Brands, too, can use AI to get to the top of marketplace search and increase the share of sales in their categories at the expense of internal marketplace traffic. However, sellers cannot access marketplace AI models. Platforms keep information about their developments secret and notify merchants of updates only when they occur. In Amazon’s case, Amazon Vendor Service can be used to access some of the AI functionality, but it increases the cost of doing business. At the same time, the service itself remains a black box. It means that brands cannot use platforms’ AI to promote their products. It also means they need third-party solutions to do so. What exactly would such AI solutions offer them?

Related: How to Leverage the Power of ChatGPT and AI to Boost Your Shopify Store’s Success

1. Intelligent and dynamic pricing

AI solutions enable brands to implement intelligent pricing strategies. By analyzing market data, competitor pricing, and customer demand patterns, AI can determine optimal price points for products. Dynamic pricing allows sellers to adjust prices in real time based on factors such as supply and demand fluctuations, competitor activities, and customer behavior. This ensures that sellers remain competitive and maximize their revenue potential on marketplaces. Our experience shows that using AI to determine pricing allows sellers to recover up to 6% of previously lost margins.

2. Intelligent adjustment for performance bids

Leading marketplaces usually use real-time bidding (RTB) systems allowing advertisers to bid to show their ads to buyers. For example, on Amazon sellers bid on keywords, and the one with the highest bid and the best-targeted keywords usually wins. In other words, the winning bidding strategy is when the buyer’s search query matches the seller’s target keywords.

With real-time data and advanced optimization techniques, businesses can ensure that their ad spend is used efficiently. AI algorithms can continuously recalculate billions of possible combinations of bids and amounts of budget, campaigns and segments, helping to rebound 20% of previously lost ROIC, based on our experience. Amazon, Alibaba, and JD already use such algorithms for in-house performance marketing.

3. Efficient inventory management

AI can optimize inventory management processes for sellers and vendors operating on online marketplaces. By analyzing historical sales data, algorithms can forecast shipments and sales by warehouse and SKU with granularity to organic and promotional sales and high accuracy, identify peak selling periods, and optimize inventory levels. This helps brands avoid out-of-stock or dead-stock situations, reducing storage costs and ensuring a seamless supply chain. Additionally, AI can automate inventory replenishment and order fulfillment processes, streamlining operations and minimizing human error.

Related: 4 Ways to Use AI to Enhance the Customer Experience

AI vs.
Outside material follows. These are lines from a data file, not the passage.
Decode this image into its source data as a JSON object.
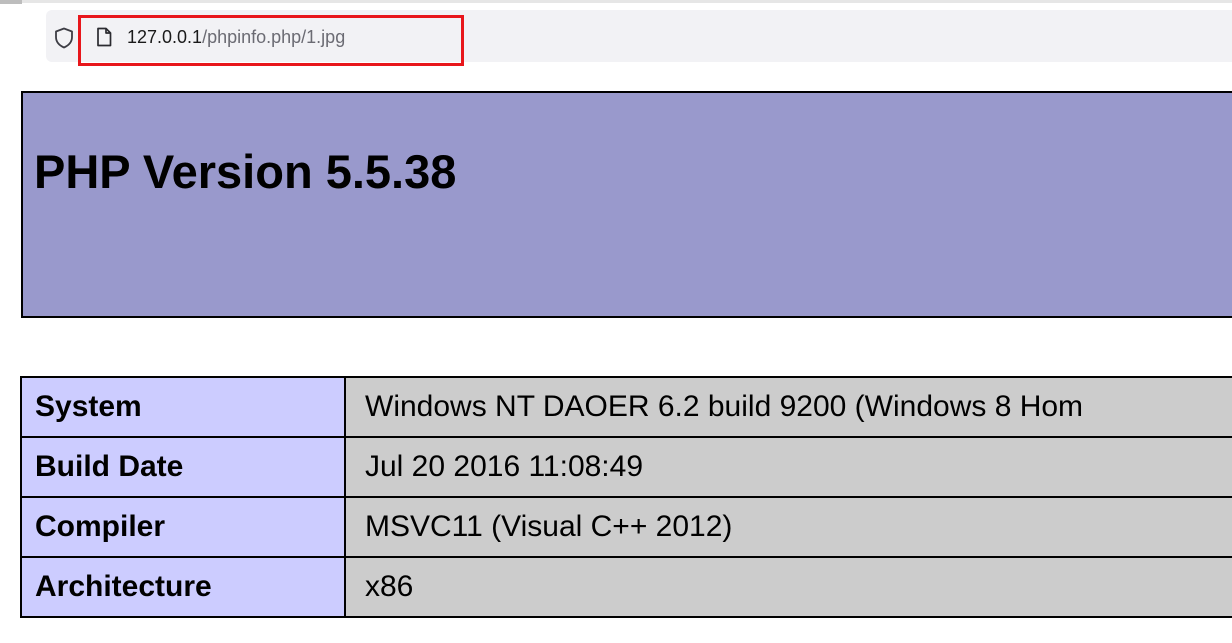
{
  "browser": {
    "url_host": "127.0.0.1",
    "url_path": "/phpinfo.php/1.jpg",
    "highlight_color": "#e8161b"
  },
  "page": {
    "title": "PHP Version 5.5.38",
    "header_color": "#9999cc",
    "key_cell_color": "#ccccff",
    "value_cell_color": "#cccccc"
  },
  "info_rows": [
    {
      "key": "System",
      "value": "Windows NT DAOER 6.2 build 9200 (Windows 8 Hom"
    },
    {
      "key": "Build Date",
      "value": "Jul 20 2016 11:08:49"
    },
    {
      "key": "Compiler",
      "value": "MSVC11 (Visual C++ 2012)"
    },
    {
      "key": "Architecture",
      "value": "x86"
    }
  ]
}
People

AI has enormous potential for sellers and vendors on marketplaces. By using AI to learn about customers, adjust rates, optimize pricing and manage inventory, brands can improve their competitive advantage, drive sales and increase overall profitability on online platforms.
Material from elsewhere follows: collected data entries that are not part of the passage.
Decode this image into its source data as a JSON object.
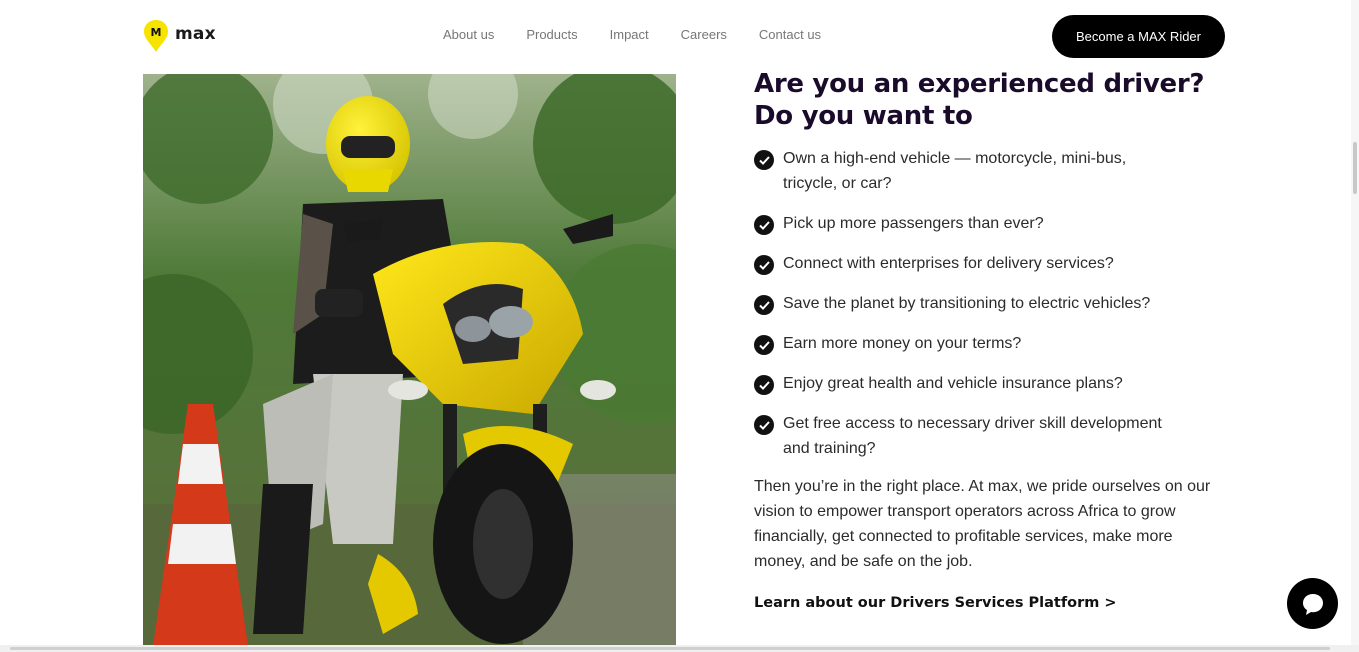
{
  "brand": {
    "name": "max",
    "logo_letter": "M",
    "accent": "#f7e300"
  },
  "nav": {
    "items": [
      {
        "label": "About us"
      },
      {
        "label": "Products"
      },
      {
        "label": "Impact"
      },
      {
        "label": "Careers"
      },
      {
        "label": "Contact us"
      }
    ],
    "cta_label": "Become a MAX Rider"
  },
  "hero_image": {
    "subject": "rider on yellow motorcycle with helmet next to traffic cone"
  },
  "content": {
    "headline": "Are you an experienced driver? Do you want to",
    "checklist": [
      "Own a high-end vehicle — motorcycle, mini-bus, tricycle, or car?",
      "Pick up more passengers than ever?",
      "Connect with enterprises for delivery services?",
      "Save the planet by transitioning to electric vehicles?",
      "Earn more money on your terms?",
      "Enjoy great health and vehicle insurance plans?",
      "Get free access to necessary driver skill development and training?"
    ],
    "paragraph": "Then you’re in the right place. At max, we pride ourselves on our vision to empower transport operators across Africa to grow financially, get connected to profitable services, make more money, and be safe on the job.",
    "link_label": "Learn about our Drivers Services Platform >"
  },
  "chat": {
    "icon": "chat-bubble-icon"
  },
  "colors": {
    "headline": "#1a0b2b",
    "button_bg": "#000000",
    "check_bg": "#111111"
  }
}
AI models also allow brands to save on time and resources of in-house teams and agencies, which, in our experience, companies typically hire to get their products to the top of marketplace storefronts. Сonsider, a medium-sized company from the food industry. Typically, a marketplace team (the one working to distribute products through online platforms most efficiently) includes an e-commerce leader, a manager, a designer, and a marketer. In addition, the company may hire an outside contractor to help its internal team.

Nevertheless, these people are forced to engage in routine operations instead of using their time to solve strategic problems. With AI, teams can focus not on playing cat and mouse but on developing strategy and launching innovations, while algorithms will help implement them around the clock and in the most efficient way.